Amasyalı M. F., Diri B.

NATURAL LANGUAGE PROCESSING AND INFORMATION SYSTEMS, PROCEEDINGS, vol.3999, pp.221-226, 2006 (SCI-Expanded) identifier

  • Publication Type: Article / Article
  • Volume: 3999
  • Publication Date: 2006
  • Journal Name: NATURAL LANGUAGE PROCESSING AND INFORMATION SYSTEMS, PROCEEDINGS
  • Journal Indexes: Science Citation Index Expanded (SCI-EXPANDED), Scopus, Compendex, EMBASE, MathSciNet, Philosopher's Index, zbMATH
  • Page Numbers: pp.221-226
  • Yıldız Technical University Affiliated: Yes

Abstract

In this study, a first comprehensive text classification using n-gram model has been realized for Turkish.
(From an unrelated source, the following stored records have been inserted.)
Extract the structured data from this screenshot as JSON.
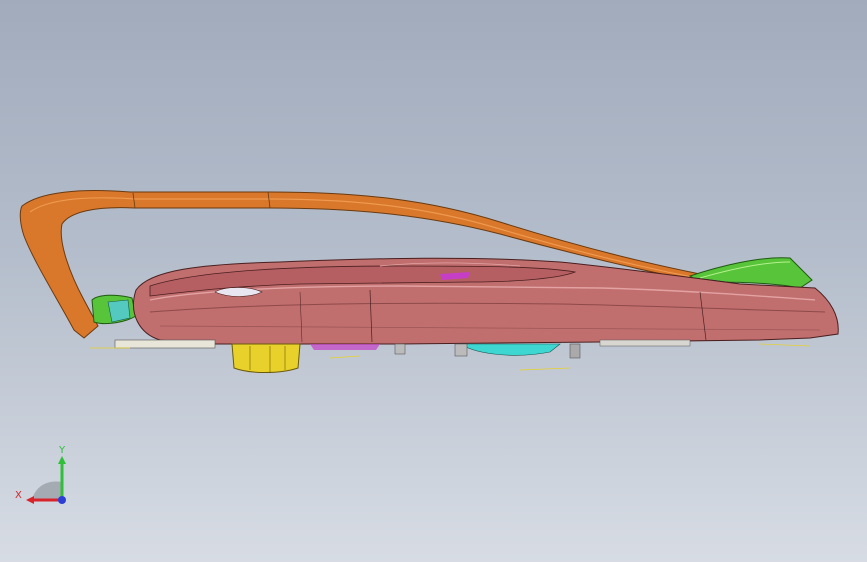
{
  "viewport": {
    "title": "",
    "background_top": "#a1abbc",
    "background_bottom": "#d7dce4"
  },
  "model": {
    "parts": [
      {
        "name": "orange-frame-rail",
        "color": "#d9772a"
      },
      {
        "name": "main-panel-body",
        "color": "#c16e6e"
      },
      {
        "name": "green-end-cap",
        "color": "#58c43a"
      },
      {
        "name": "yellow-bracket",
        "color": "#e8d12a"
      },
      {
        "name": "blue-insert",
        "color": "#3f7fd0"
      },
      {
        "name": "cyan-component",
        "color": "#3ed6d0"
      },
      {
        "name": "magenta-detail",
        "color": "#c63ec6"
      }
    ]
  },
  "triad": {
    "x_label": "X",
    "y_label": "Y",
    "x_color": "#d9232a",
    "y_color": "#2fbf3a",
    "z_color": "#2b3fd6"
  }
}
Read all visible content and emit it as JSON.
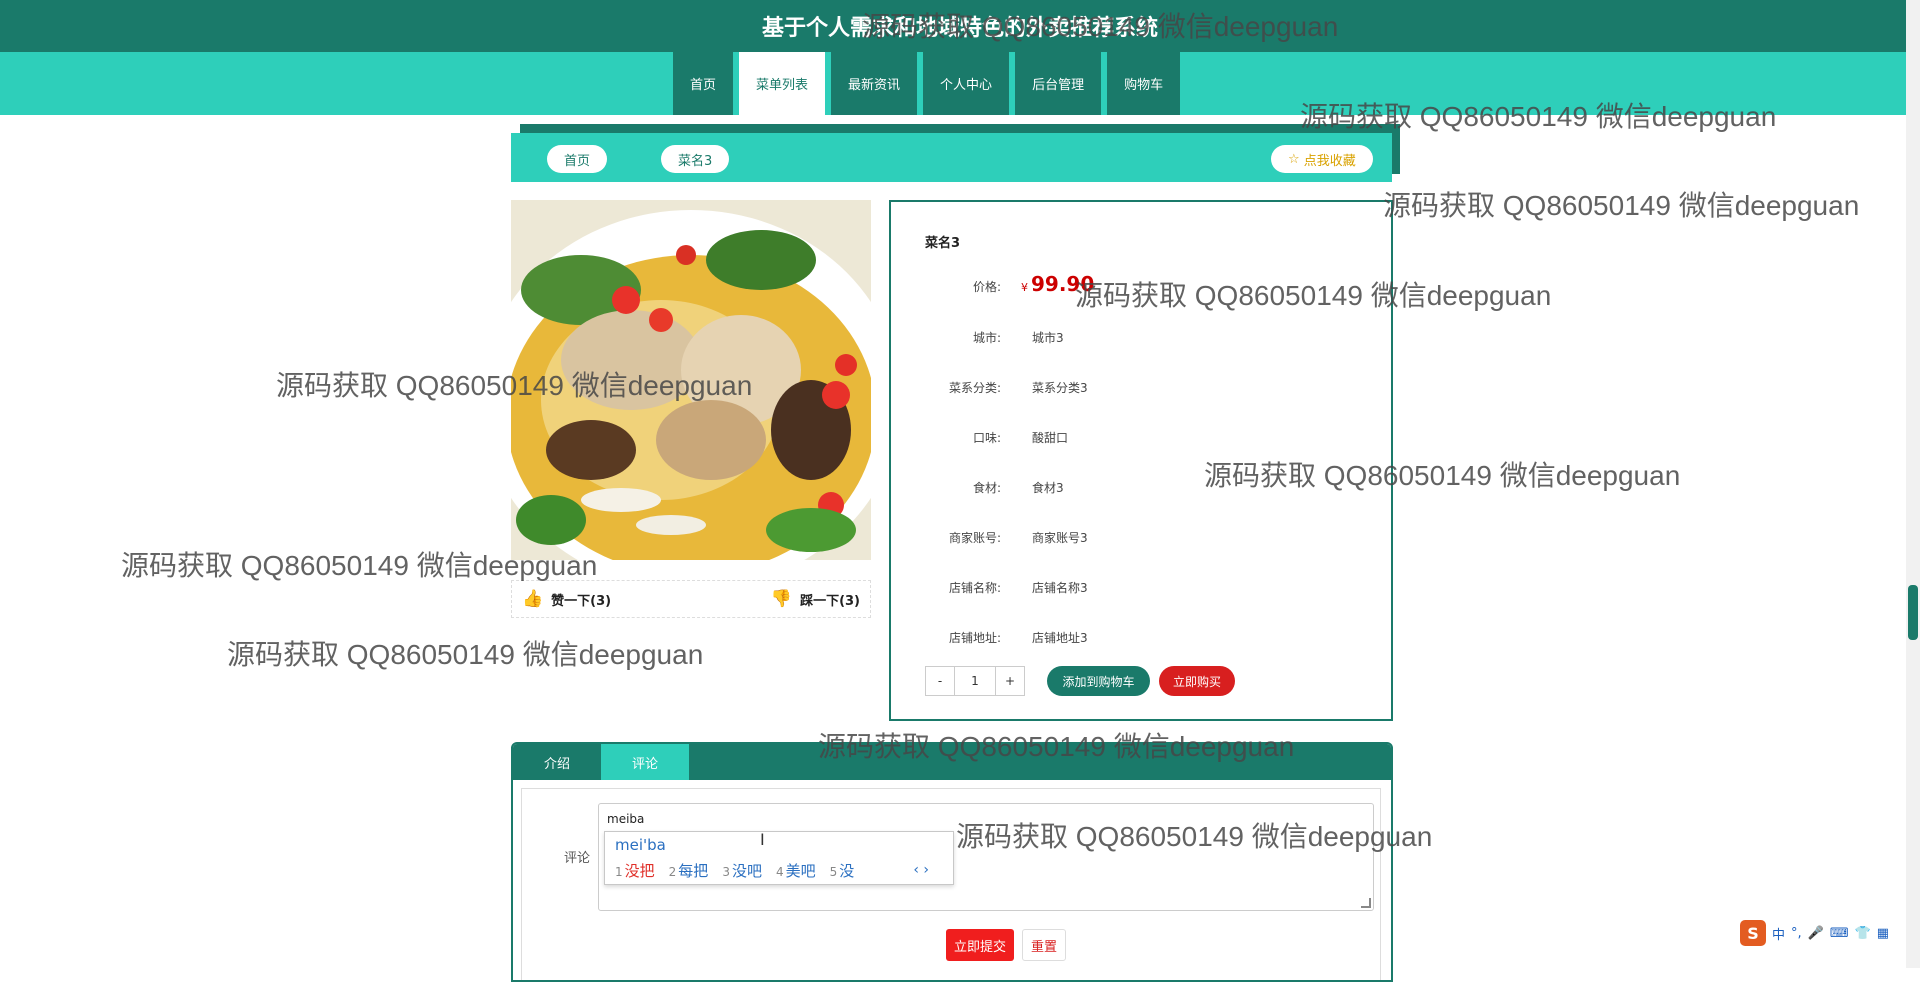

We worked in 3 different areas such as determining the identification of a Turkish document's author, classifying documents according to text's genre and identifying a gender of an author, automatically. Naive Bayes, Support Vector Machine, C 4.5 and Random Forest were used as classification methods and the results were given comparatively. The success in determining the author of the text, genre of the text and gender of the author was obtained as 83%, 93% and 96%, respectively.